Why biopsy? Because you ruled out cardiac causes of acute respiratory failure with an acceptable LVEF on echo and low filling pressures (CVP 1, WP 15). Mind you this was after aggressive diuresis with bumex, and BNP was elevated on admission so could have still account for some acute resp failure. Then you ruled out infective causes with bronch, BAL, antibiotics, steroids.

Ground glass opacities is a non specific way to describe what the lungs look like on CT scan. It can be from edema, pneumonia, fibrosis etc. Just a radiologists way of describing what they see. "Air space disease" is a nice way to say the lungs don't look right, without actually saying what you think the problem is. Like saying you see "bilateral pulmonary opacities" on a chest xray - so what does that mean? Is there edema, consolidation, atelectasis?
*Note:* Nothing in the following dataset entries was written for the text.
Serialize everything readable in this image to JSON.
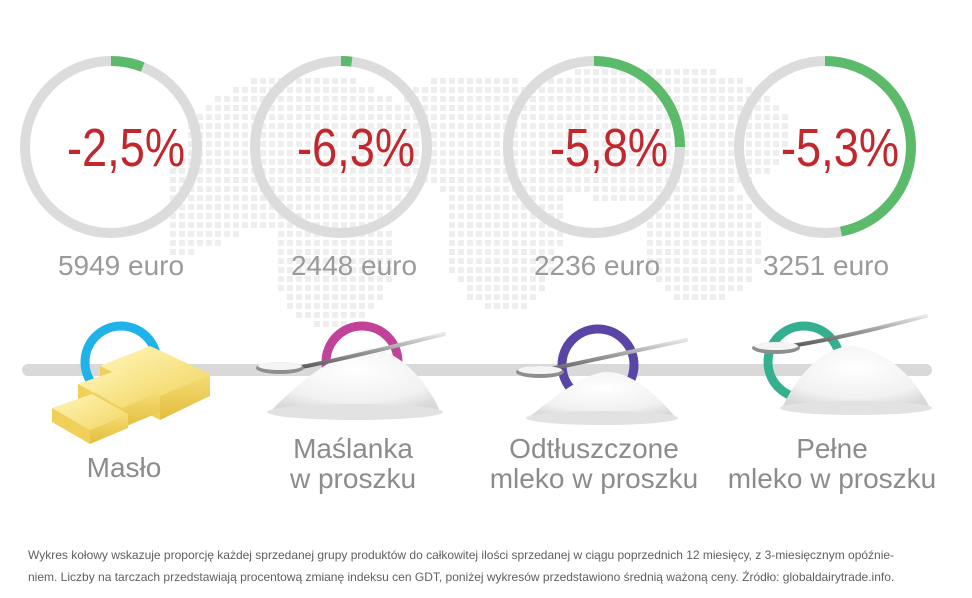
{
  "chart_data": {
    "type": "pie",
    "series": [
      {
        "category": "Masło",
        "share_percent": 6,
        "change_label": "-2,5%",
        "change_percent": -2.5,
        "price_label": "5949 euro",
        "price_eur": 5949,
        "ring_color": "#1fb3e9"
      },
      {
        "category": "Maślanka w proszku",
        "share_percent": 2,
        "change_label": "-6,3%",
        "change_percent": -6.3,
        "price_label": "2448 euro",
        "price_eur": 2448,
        "ring_color": "#c2429a"
      },
      {
        "category": "Odtłuszczone mleko w proszku",
        "share_percent": 25,
        "change_label": "-5,8%",
        "change_percent": -5.8,
        "price_label": "2236 euro",
        "price_eur": 2236,
        "ring_color": "#5a44a6"
      },
      {
        "category": "Pełne mleko w proszku",
        "share_percent": 47,
        "change_label": "-5,3%",
        "change_percent": -5.3,
        "price_label": "3251 euro",
        "price_eur": 3251,
        "ring_color": "#34b090"
      }
    ],
    "labels": [
      [
        "Masło"
      ],
      [
        "Maślanka",
        "w proszku"
      ],
      [
        "Odtłuszczone",
        "mleko w proszku"
      ],
      [
        "Pełne",
        "mleko w proszku"
      ]
    ]
  },
  "colors": {
    "donut_track": "#dcdcdc",
    "donut_fill": "#5cbb6a",
    "change_text": "#c1272d",
    "price_text": "#9a9a9a",
    "label_text": "#8c8c8c",
    "timeline_bar": "#d9d9d9"
  },
  "footnote": {
    "line1": "Wykres kołowy wskazuje proporcję każdej sprzedanej grupy produktów do całkowitej ilości sprzedanej w ciągu poprzednich 12 miesięcy, z 3-miesięcznym opóźnie-",
    "line2": "niem. Liczby na tarczach przedstawiają procentową zmianę indeksu cen GDT, poniżej wykresów przedstawiono średnią ważoną ceny. Źródło: globaldairytrade.info."
  }
}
Now you need to figure out why the respiratory failure. So lung biopsy it is. Why open biopsy versus EBUS I don't know, but may be to do with the patient's specifics.

Why open biopsy versus EBUS I don't know, but may be to do with the patient's specifics.

Isn't EBUS more for lymph node biopsy? Lung tissue biopsy usually a wedge of distal lung segment.

Specializes in CTICU.

Mostly but depends what they are looking for. They can evaluate intraparenchymal tissue and lesions also with transbronchial lung biopsy, especially if less invasive testing is preferred prior to surgical biopsy.